Xiaomi debut offering in India, the Mi 3, was a no-brainer when it launched. Put simply, no other smartphone at the time could match it for what it brought to the table for the asking price. A lot of water has flown under the bridge in that time, and now there are tons of options if you’re looking for a capable smartphone but don’t want to pay through your nose. Most of the recent noteworthy options in the sub-Rs 15,000 category however, come with 5.5-inch screens, leaving a large window open for a device like the Mi 4i. Phablets such the YU Yureka (review) and the new ASUS ZenFone 2 have become increasingly popular, no doubt, but there’s still a sizeable number of people who prefer more compact daily drivers that can slip into a pocket easily and can be used with one hand without getting their fingers in a twist. And that’s exactly the user segment that the Mi 4i addresses.

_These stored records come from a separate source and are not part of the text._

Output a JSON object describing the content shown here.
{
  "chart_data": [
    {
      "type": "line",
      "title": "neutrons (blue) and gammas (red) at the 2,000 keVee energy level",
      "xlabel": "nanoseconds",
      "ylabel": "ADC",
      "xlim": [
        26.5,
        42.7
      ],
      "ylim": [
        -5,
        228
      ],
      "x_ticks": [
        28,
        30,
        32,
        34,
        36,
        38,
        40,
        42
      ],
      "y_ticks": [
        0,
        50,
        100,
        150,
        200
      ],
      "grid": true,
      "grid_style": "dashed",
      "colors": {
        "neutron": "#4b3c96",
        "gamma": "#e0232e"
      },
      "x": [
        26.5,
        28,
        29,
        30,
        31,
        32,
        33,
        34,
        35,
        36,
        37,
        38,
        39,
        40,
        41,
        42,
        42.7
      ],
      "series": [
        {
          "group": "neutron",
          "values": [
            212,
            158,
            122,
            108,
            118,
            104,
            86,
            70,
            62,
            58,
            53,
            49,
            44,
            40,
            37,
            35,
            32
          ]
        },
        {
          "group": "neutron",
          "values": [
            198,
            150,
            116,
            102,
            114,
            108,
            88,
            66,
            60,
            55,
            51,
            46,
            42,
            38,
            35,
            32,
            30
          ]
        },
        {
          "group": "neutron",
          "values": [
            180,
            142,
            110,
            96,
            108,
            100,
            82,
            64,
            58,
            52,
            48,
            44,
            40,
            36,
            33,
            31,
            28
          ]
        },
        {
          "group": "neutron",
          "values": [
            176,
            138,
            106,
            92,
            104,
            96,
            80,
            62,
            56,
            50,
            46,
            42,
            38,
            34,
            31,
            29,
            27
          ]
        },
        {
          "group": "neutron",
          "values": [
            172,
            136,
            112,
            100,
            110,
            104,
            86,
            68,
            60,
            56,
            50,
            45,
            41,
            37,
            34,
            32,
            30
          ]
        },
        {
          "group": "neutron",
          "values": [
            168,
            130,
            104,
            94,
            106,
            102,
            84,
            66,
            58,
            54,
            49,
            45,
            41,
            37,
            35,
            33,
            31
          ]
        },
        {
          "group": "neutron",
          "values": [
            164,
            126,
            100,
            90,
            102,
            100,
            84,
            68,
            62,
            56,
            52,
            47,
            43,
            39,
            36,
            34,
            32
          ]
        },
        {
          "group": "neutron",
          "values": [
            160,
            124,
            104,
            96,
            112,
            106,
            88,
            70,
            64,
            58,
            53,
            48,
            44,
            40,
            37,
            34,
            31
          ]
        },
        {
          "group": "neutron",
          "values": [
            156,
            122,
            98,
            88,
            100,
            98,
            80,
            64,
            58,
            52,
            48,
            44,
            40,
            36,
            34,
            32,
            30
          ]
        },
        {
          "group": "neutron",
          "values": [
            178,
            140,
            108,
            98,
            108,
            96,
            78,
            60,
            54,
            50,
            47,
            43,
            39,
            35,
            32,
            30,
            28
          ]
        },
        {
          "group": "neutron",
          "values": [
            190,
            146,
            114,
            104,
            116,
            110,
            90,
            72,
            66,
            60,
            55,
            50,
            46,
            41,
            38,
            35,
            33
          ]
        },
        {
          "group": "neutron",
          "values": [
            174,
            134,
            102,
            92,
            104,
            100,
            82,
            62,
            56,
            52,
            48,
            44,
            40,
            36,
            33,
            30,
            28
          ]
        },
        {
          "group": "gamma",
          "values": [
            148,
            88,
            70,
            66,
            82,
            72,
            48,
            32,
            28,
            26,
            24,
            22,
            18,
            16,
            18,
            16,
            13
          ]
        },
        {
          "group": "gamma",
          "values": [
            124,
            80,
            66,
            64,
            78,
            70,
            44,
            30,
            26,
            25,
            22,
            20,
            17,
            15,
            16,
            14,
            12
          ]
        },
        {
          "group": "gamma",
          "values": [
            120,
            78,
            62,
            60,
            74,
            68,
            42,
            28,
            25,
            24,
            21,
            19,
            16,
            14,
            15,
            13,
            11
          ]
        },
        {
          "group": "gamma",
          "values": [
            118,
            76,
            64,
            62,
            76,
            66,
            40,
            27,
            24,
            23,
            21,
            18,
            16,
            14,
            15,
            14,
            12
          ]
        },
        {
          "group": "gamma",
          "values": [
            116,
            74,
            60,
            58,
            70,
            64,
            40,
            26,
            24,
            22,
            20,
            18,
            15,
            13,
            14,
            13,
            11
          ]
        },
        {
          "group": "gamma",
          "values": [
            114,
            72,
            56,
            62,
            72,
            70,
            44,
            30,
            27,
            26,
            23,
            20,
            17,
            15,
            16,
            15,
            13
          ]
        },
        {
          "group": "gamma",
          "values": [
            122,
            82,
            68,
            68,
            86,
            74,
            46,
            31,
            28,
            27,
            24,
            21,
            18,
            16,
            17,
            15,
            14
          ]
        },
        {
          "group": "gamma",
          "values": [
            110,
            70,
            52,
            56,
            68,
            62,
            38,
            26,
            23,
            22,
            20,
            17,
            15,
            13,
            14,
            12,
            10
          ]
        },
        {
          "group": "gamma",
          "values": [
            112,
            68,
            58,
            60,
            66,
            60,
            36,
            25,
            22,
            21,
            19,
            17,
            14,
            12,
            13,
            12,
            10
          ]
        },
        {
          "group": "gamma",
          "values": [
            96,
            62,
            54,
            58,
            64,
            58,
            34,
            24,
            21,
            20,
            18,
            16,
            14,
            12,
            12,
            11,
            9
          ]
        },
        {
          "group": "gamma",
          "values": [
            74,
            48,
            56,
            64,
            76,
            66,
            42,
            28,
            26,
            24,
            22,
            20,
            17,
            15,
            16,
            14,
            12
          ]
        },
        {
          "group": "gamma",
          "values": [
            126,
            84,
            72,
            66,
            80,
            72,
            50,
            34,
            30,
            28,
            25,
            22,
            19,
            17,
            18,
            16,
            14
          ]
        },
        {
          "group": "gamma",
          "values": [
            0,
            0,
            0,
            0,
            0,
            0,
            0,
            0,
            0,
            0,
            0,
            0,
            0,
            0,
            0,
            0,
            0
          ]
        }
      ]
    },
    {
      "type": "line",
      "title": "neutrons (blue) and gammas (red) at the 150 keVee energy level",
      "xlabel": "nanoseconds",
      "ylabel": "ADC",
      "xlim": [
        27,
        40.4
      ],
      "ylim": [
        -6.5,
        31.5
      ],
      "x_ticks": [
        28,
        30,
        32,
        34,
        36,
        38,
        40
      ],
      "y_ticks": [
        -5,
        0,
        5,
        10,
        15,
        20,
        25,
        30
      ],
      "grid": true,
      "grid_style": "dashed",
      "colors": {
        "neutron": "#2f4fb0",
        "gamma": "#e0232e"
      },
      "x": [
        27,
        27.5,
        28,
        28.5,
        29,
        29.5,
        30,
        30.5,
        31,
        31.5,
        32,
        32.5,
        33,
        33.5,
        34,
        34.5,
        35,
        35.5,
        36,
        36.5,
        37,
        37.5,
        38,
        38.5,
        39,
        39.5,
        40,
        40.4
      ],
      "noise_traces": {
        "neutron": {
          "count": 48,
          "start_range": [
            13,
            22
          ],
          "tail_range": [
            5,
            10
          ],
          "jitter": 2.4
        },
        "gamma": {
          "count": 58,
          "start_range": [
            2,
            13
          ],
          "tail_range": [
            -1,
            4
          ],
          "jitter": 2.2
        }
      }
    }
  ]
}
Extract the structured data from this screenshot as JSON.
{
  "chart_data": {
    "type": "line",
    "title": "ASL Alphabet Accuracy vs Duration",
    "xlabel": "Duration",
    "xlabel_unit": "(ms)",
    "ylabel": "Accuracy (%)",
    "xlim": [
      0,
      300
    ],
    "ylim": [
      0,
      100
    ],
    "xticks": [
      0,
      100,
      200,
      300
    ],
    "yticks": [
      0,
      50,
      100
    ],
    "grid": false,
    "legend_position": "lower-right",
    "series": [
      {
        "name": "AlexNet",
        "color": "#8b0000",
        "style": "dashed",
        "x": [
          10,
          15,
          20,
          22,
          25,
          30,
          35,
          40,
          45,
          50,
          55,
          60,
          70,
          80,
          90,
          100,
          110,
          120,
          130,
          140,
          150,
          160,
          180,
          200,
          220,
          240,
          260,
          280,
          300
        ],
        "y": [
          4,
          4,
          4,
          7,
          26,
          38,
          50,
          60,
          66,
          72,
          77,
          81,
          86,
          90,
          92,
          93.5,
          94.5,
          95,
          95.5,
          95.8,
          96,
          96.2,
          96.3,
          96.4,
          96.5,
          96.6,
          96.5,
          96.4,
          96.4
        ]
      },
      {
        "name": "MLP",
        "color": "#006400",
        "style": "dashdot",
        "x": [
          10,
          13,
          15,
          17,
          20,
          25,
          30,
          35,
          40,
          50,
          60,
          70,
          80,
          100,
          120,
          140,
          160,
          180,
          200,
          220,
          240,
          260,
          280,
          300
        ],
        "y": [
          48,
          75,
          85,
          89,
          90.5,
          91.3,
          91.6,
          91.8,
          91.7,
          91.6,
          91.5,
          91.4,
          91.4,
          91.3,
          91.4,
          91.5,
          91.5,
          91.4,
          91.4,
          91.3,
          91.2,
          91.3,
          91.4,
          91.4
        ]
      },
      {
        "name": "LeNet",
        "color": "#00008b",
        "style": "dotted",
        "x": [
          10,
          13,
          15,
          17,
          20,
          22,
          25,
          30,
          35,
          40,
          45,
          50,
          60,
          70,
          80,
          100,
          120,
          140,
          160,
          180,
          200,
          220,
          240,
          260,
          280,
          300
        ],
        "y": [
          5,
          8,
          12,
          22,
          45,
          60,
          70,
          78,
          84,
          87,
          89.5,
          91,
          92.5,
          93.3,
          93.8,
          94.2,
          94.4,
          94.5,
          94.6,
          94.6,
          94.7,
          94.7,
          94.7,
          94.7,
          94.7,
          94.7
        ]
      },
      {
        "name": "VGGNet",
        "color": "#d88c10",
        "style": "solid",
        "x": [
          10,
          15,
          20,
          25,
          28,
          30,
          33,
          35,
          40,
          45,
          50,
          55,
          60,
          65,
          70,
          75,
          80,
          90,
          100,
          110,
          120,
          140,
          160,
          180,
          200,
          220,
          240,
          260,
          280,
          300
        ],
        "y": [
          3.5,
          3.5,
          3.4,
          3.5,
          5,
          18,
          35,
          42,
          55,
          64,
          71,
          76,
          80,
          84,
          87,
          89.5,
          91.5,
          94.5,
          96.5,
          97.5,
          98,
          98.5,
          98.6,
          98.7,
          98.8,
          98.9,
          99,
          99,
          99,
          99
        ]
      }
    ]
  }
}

The 5-inch screen size hits the sweet spot, offering pretty much the largest screen real estate without affecting single-handed usability. And notably, the Mi 4i is even smaller than most others with 5-inch screens. It’s not that there are no other compact options below Rs 15,000 at all. The likes of the Lenovo A6000 Plus (first impressions | FAQs), and the upcoming Honor 4C look like worthy VFM smartphones with 5-inch displays. However, there’s nothing in the same league as the Xiaomi Mi 4i in its price range, especially if you combine parameters such as full HD screen resolution and 4G support. From the gorgeous Sunlight Display-powered screen, solid build, reasonably smooth performance, capable shooters… right up to the excellent battery life, the Mi 4i has it all. With the only thorn in the bush being its fixed 16GB storage, we can safely say that the smartphone not only bridges the gap in the brand’s portfolio, but also the great divide that currently exists between the budget and the high-end smartphone space in general. In a nutshell, it’s the compact handset that offers almost everything a flagship would, for an attractive price. If you can manage with the offered storage, it should at the top of your shortlist.